How to Scroll in Cyverse (Tmux) Cloud Shell

If you're using the Cyverse Cloud Shell, you can scroll up and down by pressing Ctrl + b and then [ to enter scroll mode. You can then use the arrow keys to scroll up and down. Press q to exit scroll mode.

The CLI in CyVerse is controlled with Tmux, a software that allows to "window" the CLI; Here is a cheat sheet that will teach you more Tmux tricks!



Environment Management with Conda

When you start a Cyverse Cloud shell, the prompt will look something like this:

(base) jovyan@a12b272e0:/home/user/data-store$

Miniconda has already been pre-installed, and by default, you are started in a base Conda directory (base)


View the list of conda environments

conda env list

View the software installed in the base directory. Notice the version of Python.

conda list


Create our own custom environment (type y when prompted).

conda create --name myenv



Activate your new environment with

conda activate myenv

You will notice that the prompt changed to (myenv)


View the software that is installed in your new custom environment. It should be empty!

conda list





Package management with Conda

Within your new custom environment (ie, myenv) download and install a specific version of python. This may take a few minutes to complete.

conda install python=3.9


View the new software that has been install

conda list




Install Salmon and FastQC (genomics software) using Conda

conda install -c bioconda salmon fastqc


Conda channels

Conda operates through channels, specififc repositories where packages are stored. Specific packages sometimes may appear in multiple channels, however it is always helpful to specify a channel with the -c flag.




Share and Reproduce a Conda Environment

Export all of the software in your custom environment to a file

conda env export > myenv.yml

Let's view the contents of the .yml file
nano myenv.yml

Now we are going to pretend that we are reproducing a conda environment from a .yml file shared by a collegue.

Change the name of the environement within the .yml file from myenv to myenv2


Create a new environment and populate it with the .yml environment file

conda env create --file myenv2.yml





Package management with Pip

Pip works similarly to Conda, as Pip is the package management supported by the Python Software foundation.
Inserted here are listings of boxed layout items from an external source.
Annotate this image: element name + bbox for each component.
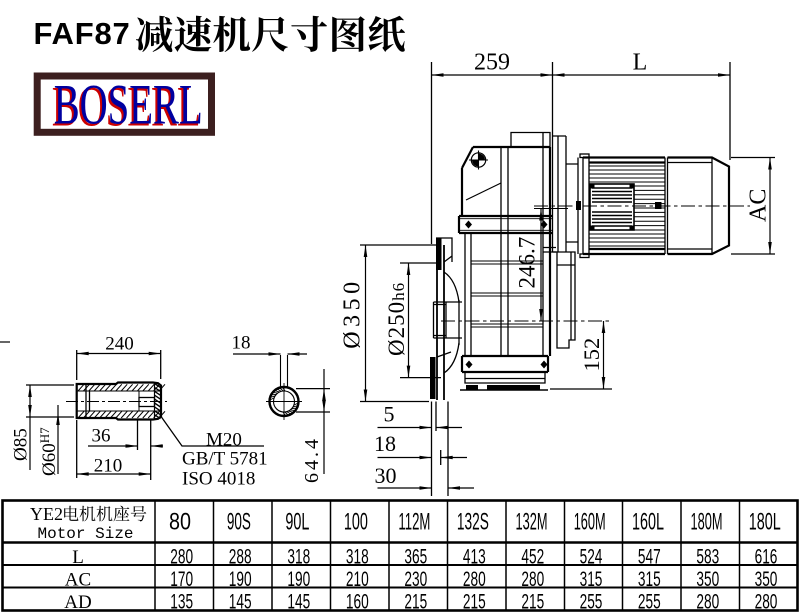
svg-text:18: 18 <box>374 431 396 456</box>
svg-text:180L: 180L <box>749 509 781 536</box>
svg-text:350: 350 <box>696 567 719 591</box>
svg-text:GB/T 5781: GB/T 5781 <box>182 449 268 470</box>
svg-text:L: L <box>72 547 84 568</box>
svg-text:M20: M20 <box>206 430 242 451</box>
svg-text:112M: 112M <box>398 509 430 536</box>
svg-text:280: 280 <box>755 590 778 614</box>
svg-text:90S: 90S <box>227 509 251 536</box>
svg-text:524: 524 <box>580 545 603 569</box>
svg-text:583: 583 <box>696 545 719 569</box>
svg-text:280: 280 <box>521 567 544 591</box>
svg-text:230: 230 <box>404 567 427 591</box>
svg-text:452: 452 <box>521 545 544 569</box>
svg-text:160L: 160L <box>632 509 664 536</box>
svg-text:318: 318 <box>287 545 310 569</box>
svg-text:AC: AC <box>65 570 91 591</box>
svg-text:255: 255 <box>638 590 661 614</box>
svg-text:FAF87: FAF87 <box>34 16 131 51</box>
svg-text:315: 315 <box>638 567 661 591</box>
svg-text:80: 80 <box>169 509 191 536</box>
svg-text:AC: AC <box>746 189 772 222</box>
svg-text:Motor Size: Motor Size <box>38 525 134 543</box>
svg-text:160: 160 <box>346 590 369 614</box>
svg-text:Ø350: Ø350 <box>340 277 366 348</box>
svg-text:170: 170 <box>170 567 193 591</box>
svg-text:547: 547 <box>638 545 661 569</box>
svg-text:Ø250h6: Ø250h6 <box>384 282 409 356</box>
svg-text:280: 280 <box>170 545 193 569</box>
svg-text:288: 288 <box>229 545 252 569</box>
svg-text:240: 240 <box>105 334 134 355</box>
svg-text:280: 280 <box>463 567 486 591</box>
svg-text:152: 152 <box>579 338 604 372</box>
svg-text:160M: 160M <box>574 509 606 536</box>
svg-text:145: 145 <box>287 590 310 614</box>
svg-text:YE2: YE2 <box>30 504 63 524</box>
svg-text:Ø60H7: Ø60H7 <box>37 427 60 476</box>
svg-text:350: 350 <box>755 567 778 591</box>
svg-text:145: 145 <box>229 590 252 614</box>
svg-text:190: 190 <box>287 567 310 591</box>
svg-text:100: 100 <box>344 509 368 536</box>
svg-text:132M: 132M <box>516 509 548 536</box>
svg-text:616: 616 <box>755 545 778 569</box>
svg-text:315: 315 <box>580 567 603 591</box>
svg-text:BOSERL: BOSERL <box>54 74 203 137</box>
svg-text:36: 36 <box>92 426 111 447</box>
svg-text:215: 215 <box>404 590 427 614</box>
svg-text:190: 190 <box>229 567 252 591</box>
svg-text:180M: 180M <box>691 509 723 536</box>
svg-text:L: L <box>633 50 648 76</box>
svg-text:90L: 90L <box>285 509 309 536</box>
svg-text:64.4: 64.4 <box>301 436 323 483</box>
svg-text:210: 210 <box>94 456 123 477</box>
svg-text:AD: AD <box>64 592 91 613</box>
svg-text:132S: 132S <box>457 509 489 536</box>
svg-text:215: 215 <box>521 590 544 614</box>
svg-text:259: 259 <box>474 50 510 76</box>
svg-text:246.7: 246.7 <box>515 237 540 289</box>
svg-text:Ø85: Ø85 <box>11 428 32 461</box>
svg-text:215: 215 <box>463 590 486 614</box>
svg-text:18: 18 <box>232 333 251 354</box>
svg-text:280: 280 <box>696 590 719 614</box>
svg-text:318: 318 <box>346 545 369 569</box>
svg-text:135: 135 <box>170 590 193 614</box>
svg-text:255: 255 <box>580 590 603 614</box>
svg-text:210: 210 <box>346 567 369 591</box>
svg-text:365: 365 <box>404 545 427 569</box>
svg-text:ISO 4018: ISO 4018 <box>182 469 255 490</box>
svg-text:30: 30 <box>375 463 397 488</box>
svg-text:5: 5 <box>384 402 395 427</box>
svg-text:413: 413 <box>463 545 486 569</box>
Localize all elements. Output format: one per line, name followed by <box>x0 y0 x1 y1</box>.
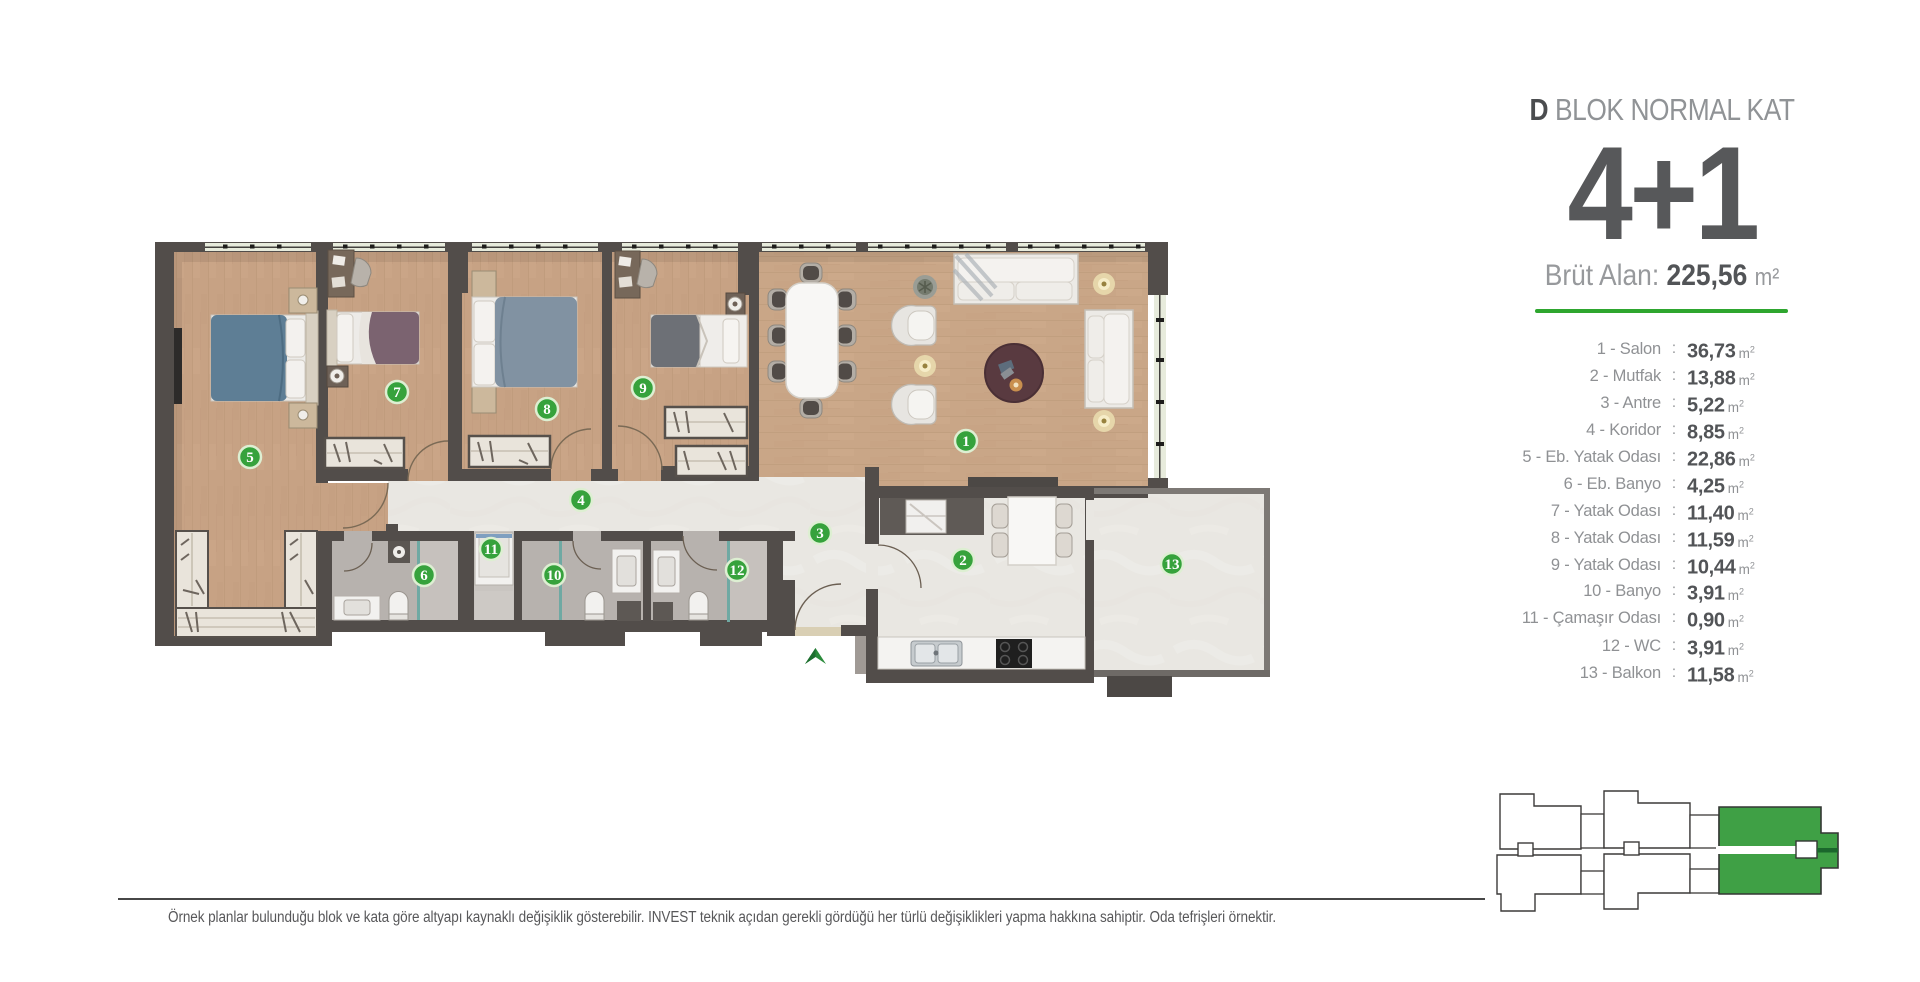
svg-text:4: 4 <box>577 493 585 509</box>
svg-text:9: 9 <box>639 381 647 397</box>
svg-text:8: 8 <box>543 402 551 418</box>
svg-text:3: 3 <box>816 526 824 542</box>
svg-text:2: 2 <box>959 553 967 569</box>
svg-text:7: 7 <box>393 385 401 401</box>
svg-text:12: 12 <box>730 563 745 579</box>
svg-text:13: 13 <box>1165 557 1180 573</box>
svg-text:5: 5 <box>246 450 254 466</box>
svg-text:11: 11 <box>484 542 498 558</box>
svg-text:10: 10 <box>547 568 562 584</box>
svg-text:6: 6 <box>420 568 428 584</box>
svg-text:1: 1 <box>962 434 970 450</box>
If you use Python for your work it is likely you have installed packages using Pip.

We only have to install a single package required for this tutorial, MultiQC. To install MultiQC using Pip, do:

pip install multiqc

Similar to Conda, you can export your pip environment by doing

pip3 freeze > requirements.txt

Why pip3?

pip3 freeze > requirements.txt is used to export the pip environment such that it is readable for Python 3. If you want to export an environment for Python 2, you can use pip freeze > requirements.txt.